3. Experiments and discussions
Our experiments are divided into three main parts, as below.
Experiment 1: This experiment has three objectives, including (1) constructing models of lung and heart segmentation, (2) evaluating performances of the segmentation and (3) evaluating performances of the CTR calculation. The experiment is performed on publicly available datasets with the groundtruth masks of lungs and hearts in chest PA x-ray images. The segmentation models developed in this experiment will be used to segment lungs and hearts in experiments 2 and 3. This is because datasets used in experiments 2 and 3 do not contain the groundtruth masks of lungs and hearts. So, the segmentation models could not be created in experiments 2 and 3.

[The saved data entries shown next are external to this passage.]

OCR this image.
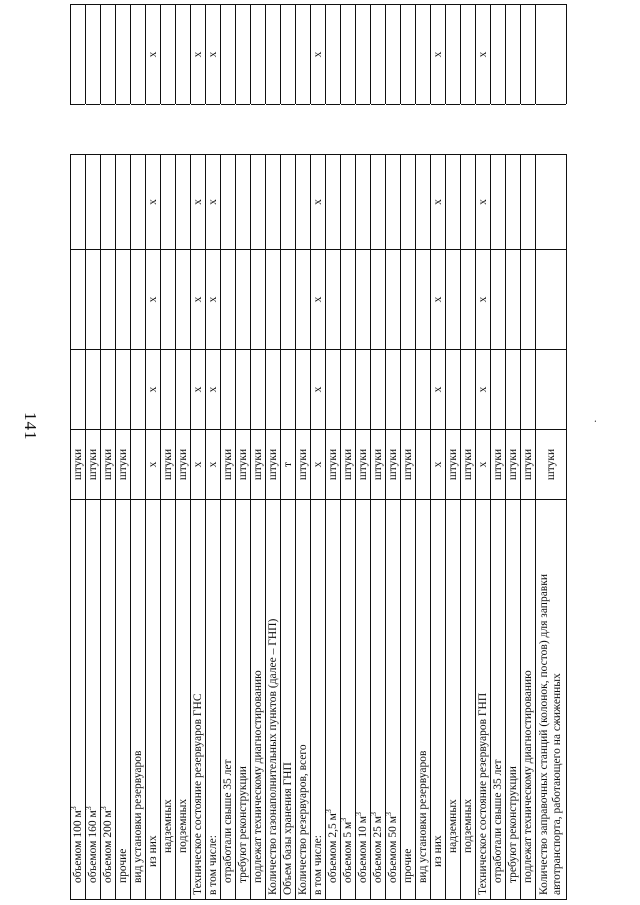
141
объемом 100 $м^3$	штуки					
объемом 160 $м^3$	штуки					
объемом 200 $м^3$	штуки					
прочие	штуки					
вид установки резервуаров						
из них	х	х	х	х		х
надземных	штуки					
подземных	штуки					
Техническое состояние резервуаров ГНС	х	х	х	х		х
в том числе:	х	х	х	х		х
отработали свыше 35 лет	штуки					
требуют реконструкции	штуки					
подлежат техническому диагностированию	штуки					
Количество газонаполнительных пунктов (далее – ГНП)	штуки					
Объем базы хранения ГНП	т					
Количество резервуаров, всего	штуки					
в том числе:	х	х	х	х		х
объемом 2,5 $м^3$	штуки					
объемом 5 $м^3$	штуки					
объемом 10 $м^3$	штуки					
объемом 25 $м^3$	штуки					
объемом 50 $м^3$	штуки					
прочие	штуки					
вид установки резервуаров						
из них	х	х	х	х		х
надземных	штуки					
подземных	штуки					
Техническое состояние резервуаров ГНП	х	х	х	х		х
отработали свыше 35 лет	штуки					
требуют реконструкции	штуки					
подлежат техническому диагностированию	штуки					
Количество заправочных станций (колонок, постов) для заправки автотранспорта, работающего на сжиженных	штуки					
·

Experiment 2: This experiment aims to evaluate the CTR calculation on a more extensive and unseen dataset, a self-collected dataset, based on the trained segmentation models from experiment 1. This schema could validate cross-datasets performances, where the models are trained on one dataset and tested on another. The self-collected dataset comes with the groundtruth labels of CTR manually measured by three human experts.
Experiment 3: This experiment is performed on the constructed chest PA x-ray images using ProGAN. ProGAN is trained to create 10,000 chest PA x-ray images in three classes: (1) male normal, (2) female normal and (3) cardiomegaly. The segmentation models trained in experiment 1 are then used to segment lungs and hearts in all images before calculating CTR accordingly. The cut-off threshold on CTR of cardiomegaly is varied to see the detailed performance.
3.1 Experiment 1
Two publicly available datasets are used in this experiment. The first dataset is used for lung segmentation [32, 33]. It contains 704 chest x-ray images with corresponding lung mask images. The resolution of each image is 512 × 512 pixels. The second dataset, Japanese Society of Radiological Technology (JSRT) [34], consists of three sets, including 247 chest x-ray images, 247 lung mask images and 247 heart mask images [35]. Each chest x-ray image has a size of 2,048 × 2,048 pixels. However, both lung-mask and heart-mask images have resolutions of 512 × 512 pixels. This second dataset is used for both lung and heart segmentation. Each dataset is split into training, validating and testing sets in a ratio of 0.6:0.2:0.2, respectively. The training and validating sets are used for constructing the segmentation models. Then, the testing set is used for evaluating the CTR calculation.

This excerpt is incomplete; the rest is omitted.